Nas suas Memórias, Raul Brandão escreveria: «Fugiam dele antes de publicar o Só; os poetas do seu tempo odiaram-no depois de publicar o Só. Ser diferente dos outros é já uma desgraça; ser superior aos outros é uma desgraça muito maior. Viveu sempre isolado. […] Entrou na morte como tinha vivido – só. Digamo-lo, digamo-lo… No fundo detestaram-no, detestaram-no todos. Não lhe puderam perdoar a impertinência, o desdém, o génio.

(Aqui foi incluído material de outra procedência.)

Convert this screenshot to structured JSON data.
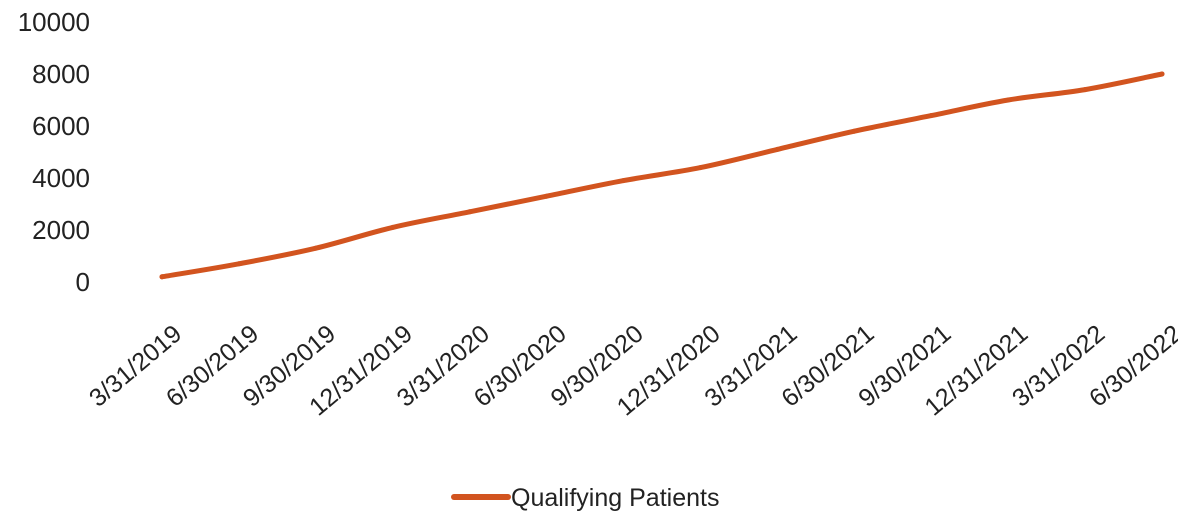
{
  "chart_data": {
    "type": "line",
    "title": "",
    "xlabel": "",
    "ylabel": "",
    "categories": [
      "3/31/2019",
      "6/30/2019",
      "9/30/2019",
      "12/31/2019",
      "3/31/2020",
      "6/30/2020",
      "9/30/2020",
      "12/31/2020",
      "3/31/2021",
      "6/30/2021",
      "9/30/2021",
      "12/31/2021",
      "3/31/2022",
      "6/30/2022"
    ],
    "y_ticks": [
      "0",
      "2000",
      "4000",
      "6000",
      "8000",
      "10000"
    ],
    "ylim": [
      0,
      10000
    ],
    "grid": false,
    "legend_position": "bottom",
    "series": [
      {
        "name": "Qualifying Patients",
        "color": "#d2541f",
        "values": [
          200,
          700,
          1300,
          2100,
          2700,
          3300,
          3900,
          4400,
          5100,
          5800,
          6400,
          7000,
          7400,
          8000
        ]
      }
    ]
  }
}
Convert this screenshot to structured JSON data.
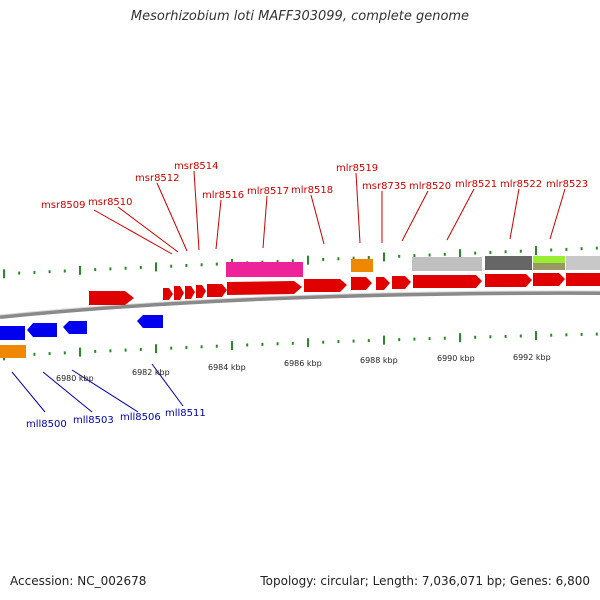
{
  "title": "Mesorhizobium loti MAFF303099, complete genome",
  "footer": {
    "accession": "Accession: NC_002678",
    "summary": "Topology: circular; Length: 7,036,071 bp; Genes: 6,800"
  },
  "colors": {
    "forward_gene": "#e00000",
    "reverse_gene": "#0000ee",
    "forward_label": "#cc0000",
    "reverse_label": "#0000aa",
    "tick": "#2a8a2a",
    "backbone": "#888888"
  },
  "scale_ticks": [
    "6980 kbp",
    "6982 kbp",
    "6984 kbp",
    "6986 kbp",
    "6988 kbp",
    "6990 kbp",
    "6992 kbp"
  ],
  "forward_labels": [
    "msr8509",
    "msr8510",
    "msr8512",
    "msr8514",
    "mlr8516",
    "mlr8517",
    "mlr8518",
    "mlr8519",
    "msr8735",
    "mlr8520",
    "mlr8521",
    "mlr8522",
    "mlr8523"
  ],
  "reverse_labels": [
    "mll8500",
    "mll8503",
    "mll8506",
    "mll8511"
  ]
}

Era um ser diferente. […] Estávamos todos mortos por nos desfazermos desse ser à parte, desse eterno cônsul sem consulado, desse estudante de Coimbra que os lentes reprovavam e que nos fazia sombra. Mas debalde o arredámos: houve uma coisa nova que passou pelo mundo e que ficou no mundo – que nos ficou na alma… Agora estamos todos apaziguados, todos podemos esquecer a superioridade, a afetação e o desdém infantil de António Nobre».

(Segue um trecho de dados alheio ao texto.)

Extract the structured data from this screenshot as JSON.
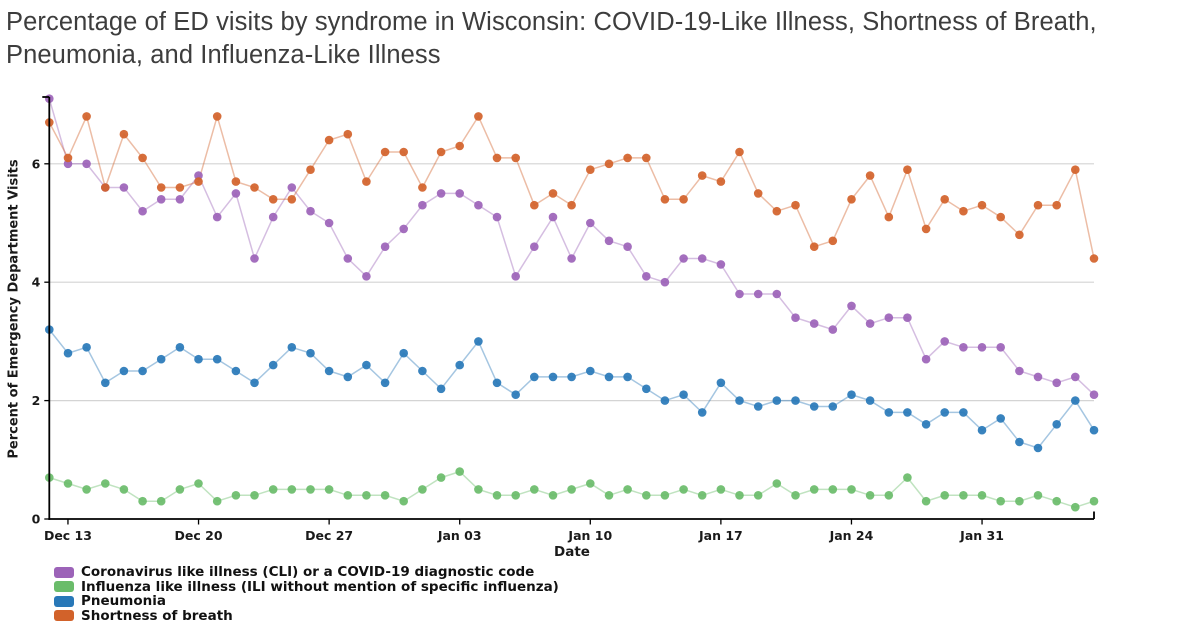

Fernando Pessoa, num parágrafo comovente, evoca-o assim: «Quando ele nasceu, nascemos todos nós. A tristeza que cada um de nós traz consigo, mesmo no sentido da sua alegria, é ele ainda, e a vida dele, nunca perfeitamente real nem com certeza vivida, é, afinal, a súmula da vida que vivemos – órfãos de pai e mãe, perdidos de Deus no meio da floresta, e chorando, chorando inutilmente, sem outra consolação do que essa, infantil, de sabermos que é inutilmente que choramos».
Post-scriptum
O monumento, no jardim de João Chagas, na Cordoaria, foi concebido com um busto de bronze assente num pedestal em mármore, sob uma base de granito com três degraus. O projeto, da autoria do arquiteto António Correia da Silva, foi executado pela portuense Industrial Marmorista. De acordo com Alexandrino Brochado, em O Porto e a sua estatuária [1998], o busto «é uma ampliação feita pela casa Sá Lemos, de Vila Nova de Gaia, do que em Paris modelou […] o escultor Tomás Costa. No espólio do dr. Augusto Nobre – irmão do poeta – está o original, que constitui um belo retrato desse espírito gentil do romantismo, António Nobre».
O busto em bronze que encimava o monumento era, com efeito, significativamente maior do que original, em gesso, que Tomás Costa modelara em Paris, em 1892. No princípio de 2017, o busto foi roubado. Em abril de 2019, o monumento foi sujeito a um sofrível exercício de restauro que não lhe devolveu a nobreza, tendo o busto do poeta sido substituído por uma réplica com as mesmas dimensões do original modelado por Tomás Costa, completamente desproporcionado em relação ao monumento.